I Don't Want to Be Understood
I Don't Want to Be Understood
Joshua Jennifer Espinoza
"The potent and focused fourth collection from Espinoza (There Should Be Flowers) captures the danger, mental strain, and transcendence of a trans woman’s experience. ... At times devastating, at times chilling, this volume expresses an exhilarating defiance."
—Publishers Weekly
August 2024
ISBN: 9781949944631
Available in both print and digital formats.
Joshua Jennifer Espinoza is a trans woman poet. Her work has been featured in Poetry Magazine, The Paris Review, the American Poetry Review, The Rumpus, Poem-a-day @poets.org, and elsewhere. She is the author of I'm Alive / It Hurts / I Love It (Big Lucks 2019) and THERE SHOULD BE FLOWERS (The Accomplices 2016). She holds an MFA in poetry from UC Riverside and is currently a professor of creative writing. Jennifer lives in California with her wife, poet/essayist Eileen Elizabeth, and their cat and dog.
Additional Praise:
"...Espinoza’s resilient vulnerability makes for a wonderfully accessible collection exploring entanglements between desires, fears, misgivings, traumas, mundane triumphs, and more. Yet the collection resists easy categorization ... I Don’t Want to Be Understood is interested in one’s own value to voice their experience, not a need to make a body knowable; in connections, not academics; survival, not compliance. With its dismissal of easy legibility, Espinoza’s latest volume is one to add not only to any collection on trans poetics, but one for any reader interested in confessional and lyric poetry that refuses to be neatly pinned down."
—Rhiannon Thorne, Up the Staircase Quarterly
"I Don't Want To Be Understood is existence as resistance. It dreams of a world free of fixed labels, chronicling the nuance and complexity of trans experience and erasure. Forging new identity with each page, J. Jennifer Espinoza pushes beyond every boundary, writing that "it helps to have a name even though a name is a room you can never leave." I Don't Want To Be Understood dismantles cishet narratives of 'normalcy,' reminding us that queerness is a vast, expansive spectrum."
—Wroxanna Work
"In Joshua Jennifer Espinoza's undaunted fourth poetry collection, I Don't Want to Be Understood, transgender identity allows for reinvention but also entails fear of physical and legislative violence. ... Alliteration and repetition construct litanies of rejection but, ultimately, of hope: 'When I call myself a woman I am praying.'"

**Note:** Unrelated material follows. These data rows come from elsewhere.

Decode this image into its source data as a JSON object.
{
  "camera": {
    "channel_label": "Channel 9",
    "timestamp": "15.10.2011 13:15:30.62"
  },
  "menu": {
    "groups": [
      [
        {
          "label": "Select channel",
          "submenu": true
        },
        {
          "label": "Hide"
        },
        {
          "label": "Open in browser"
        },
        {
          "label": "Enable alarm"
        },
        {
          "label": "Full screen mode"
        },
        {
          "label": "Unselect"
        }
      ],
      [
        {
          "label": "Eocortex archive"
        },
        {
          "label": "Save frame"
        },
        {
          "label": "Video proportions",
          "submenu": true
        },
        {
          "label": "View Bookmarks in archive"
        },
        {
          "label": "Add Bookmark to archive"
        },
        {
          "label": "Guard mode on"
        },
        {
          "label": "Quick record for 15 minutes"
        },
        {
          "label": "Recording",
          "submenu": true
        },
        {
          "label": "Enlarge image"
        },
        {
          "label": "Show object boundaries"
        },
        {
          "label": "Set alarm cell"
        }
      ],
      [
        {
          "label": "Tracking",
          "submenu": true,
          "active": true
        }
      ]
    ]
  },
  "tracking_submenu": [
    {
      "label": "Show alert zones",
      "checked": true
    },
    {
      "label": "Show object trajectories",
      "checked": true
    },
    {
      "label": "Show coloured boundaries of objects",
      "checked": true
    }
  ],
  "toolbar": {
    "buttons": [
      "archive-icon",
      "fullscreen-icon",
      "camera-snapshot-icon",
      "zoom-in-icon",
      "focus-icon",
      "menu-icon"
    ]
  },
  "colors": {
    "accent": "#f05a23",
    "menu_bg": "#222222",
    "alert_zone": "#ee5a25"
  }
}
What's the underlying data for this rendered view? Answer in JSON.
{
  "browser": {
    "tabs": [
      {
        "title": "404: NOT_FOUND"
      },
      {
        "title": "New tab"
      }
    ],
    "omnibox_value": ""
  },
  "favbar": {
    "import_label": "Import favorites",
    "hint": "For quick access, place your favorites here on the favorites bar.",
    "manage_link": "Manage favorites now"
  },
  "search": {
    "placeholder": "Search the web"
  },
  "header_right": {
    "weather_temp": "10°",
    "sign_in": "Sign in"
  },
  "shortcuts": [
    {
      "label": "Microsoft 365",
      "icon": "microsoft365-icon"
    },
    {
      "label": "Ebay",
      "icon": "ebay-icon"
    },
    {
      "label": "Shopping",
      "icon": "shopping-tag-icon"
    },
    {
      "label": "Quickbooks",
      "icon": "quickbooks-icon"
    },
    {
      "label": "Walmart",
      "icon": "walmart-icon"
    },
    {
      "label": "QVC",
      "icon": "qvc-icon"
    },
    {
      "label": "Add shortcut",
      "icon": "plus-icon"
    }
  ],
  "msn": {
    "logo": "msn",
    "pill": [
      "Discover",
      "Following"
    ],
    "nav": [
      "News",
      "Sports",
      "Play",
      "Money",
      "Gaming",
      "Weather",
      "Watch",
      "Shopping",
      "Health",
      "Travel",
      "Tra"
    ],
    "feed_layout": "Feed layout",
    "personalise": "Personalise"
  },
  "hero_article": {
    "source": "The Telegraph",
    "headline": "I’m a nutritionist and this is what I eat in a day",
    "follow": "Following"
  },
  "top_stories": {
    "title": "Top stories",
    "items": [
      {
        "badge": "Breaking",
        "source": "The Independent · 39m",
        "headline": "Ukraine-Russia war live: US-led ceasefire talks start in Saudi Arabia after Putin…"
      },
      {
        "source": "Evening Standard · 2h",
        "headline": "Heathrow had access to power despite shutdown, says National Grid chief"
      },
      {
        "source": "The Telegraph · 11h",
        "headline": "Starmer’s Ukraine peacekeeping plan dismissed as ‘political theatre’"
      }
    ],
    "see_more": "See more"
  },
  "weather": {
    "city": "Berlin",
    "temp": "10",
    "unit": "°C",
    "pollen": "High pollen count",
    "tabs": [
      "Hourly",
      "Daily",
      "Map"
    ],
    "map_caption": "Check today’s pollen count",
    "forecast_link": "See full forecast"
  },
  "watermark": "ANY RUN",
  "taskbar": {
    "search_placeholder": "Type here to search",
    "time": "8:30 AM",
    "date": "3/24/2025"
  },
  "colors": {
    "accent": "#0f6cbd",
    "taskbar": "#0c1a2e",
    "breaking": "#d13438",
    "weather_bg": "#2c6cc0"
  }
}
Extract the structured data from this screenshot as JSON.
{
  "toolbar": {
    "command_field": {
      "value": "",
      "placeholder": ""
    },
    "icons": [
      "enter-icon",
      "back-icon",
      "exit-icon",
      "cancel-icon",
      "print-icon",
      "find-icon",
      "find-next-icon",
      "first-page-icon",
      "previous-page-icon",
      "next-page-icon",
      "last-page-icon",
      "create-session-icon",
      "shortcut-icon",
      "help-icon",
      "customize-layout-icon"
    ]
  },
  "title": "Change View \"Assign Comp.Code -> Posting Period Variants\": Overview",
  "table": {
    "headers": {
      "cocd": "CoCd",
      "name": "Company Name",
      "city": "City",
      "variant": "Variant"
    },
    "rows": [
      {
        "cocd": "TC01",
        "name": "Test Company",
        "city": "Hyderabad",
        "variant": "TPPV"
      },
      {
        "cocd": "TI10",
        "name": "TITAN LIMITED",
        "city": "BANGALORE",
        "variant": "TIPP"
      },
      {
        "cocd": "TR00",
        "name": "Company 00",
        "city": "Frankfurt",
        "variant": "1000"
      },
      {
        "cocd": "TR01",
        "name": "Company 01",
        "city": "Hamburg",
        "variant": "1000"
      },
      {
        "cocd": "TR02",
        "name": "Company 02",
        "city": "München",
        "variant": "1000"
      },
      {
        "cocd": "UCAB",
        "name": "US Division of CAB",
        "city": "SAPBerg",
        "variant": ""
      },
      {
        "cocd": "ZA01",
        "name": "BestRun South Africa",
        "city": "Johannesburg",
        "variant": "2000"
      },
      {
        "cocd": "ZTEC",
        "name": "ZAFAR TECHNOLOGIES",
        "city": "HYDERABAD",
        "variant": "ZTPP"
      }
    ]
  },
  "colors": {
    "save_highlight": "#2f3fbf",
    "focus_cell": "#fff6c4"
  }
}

—Rebecca Foster, Shelf Awareness
"In this autobiographical poetry collection, the poet traces her life from childhood to the present, including her repressive religious upbringing. She rejects conventional trans narratives, embracing the messiness and complexities of her reality. These poems stand in opposition to the idea that trans people have to convince society to grant them personhood or permission to exist."
—Book Riot
"Espinoza tenderly explores what it means to be a trans woman in a world that rejects the mere notion of transness. ... The language and images in these poems imbue difficult—sometimes negative—thoughts and situations with a sense of beauty and wonder. For the speaker, life is not just about survival but about living as fully as possible, on her own terms."
—Leonora Simonovis, The Poetry Foundation
"...it was such a joy to spend time with the words of this artist I admire. It was at once familiar and new, as I have changed, Jennifer has changed. Her voice holds the same power and wit that first connected with me, but nothing here is a retread. It’s a strong collection of work, unafraid to take formal risks. The thrill of I Don’t Want to Be Understood is the ways it surprised me and the ways it surprises even from first page to last."
—Drew Burnett Gregory, Autostraddle
“I Don’t Want to Be Understood is a blistering and a balm. Its speaker holds inside herself the garden, lush, the attending rot, seed and bloom, and the desire to be tended and tenderly so. Alongside the garden, Espinoza charts the cosmology of a woman come into herself in a world of violence, a world that would undo the wonder of this speaker. I leave this book deeply moved by Espinoza’s insistence on nurturing a green hope, a green heart.”
—Donika Kelly
"There are few writers as attuned to the potential of metaphor as Jennifer Espinoza, whose poems make this gesture something more like alchemy. From the first poem, where a trans woman stopped by the TSA blooms into a cloud of energy, Espinoza's poems enact a radical, surrealist, transmutation; her strange, dream-like recollections are spaces of un- and re-making, herself and the world. I Don't Want To Be Understood is simply a triumph—virtuosic, heartbreaking, and searing in its social critiques."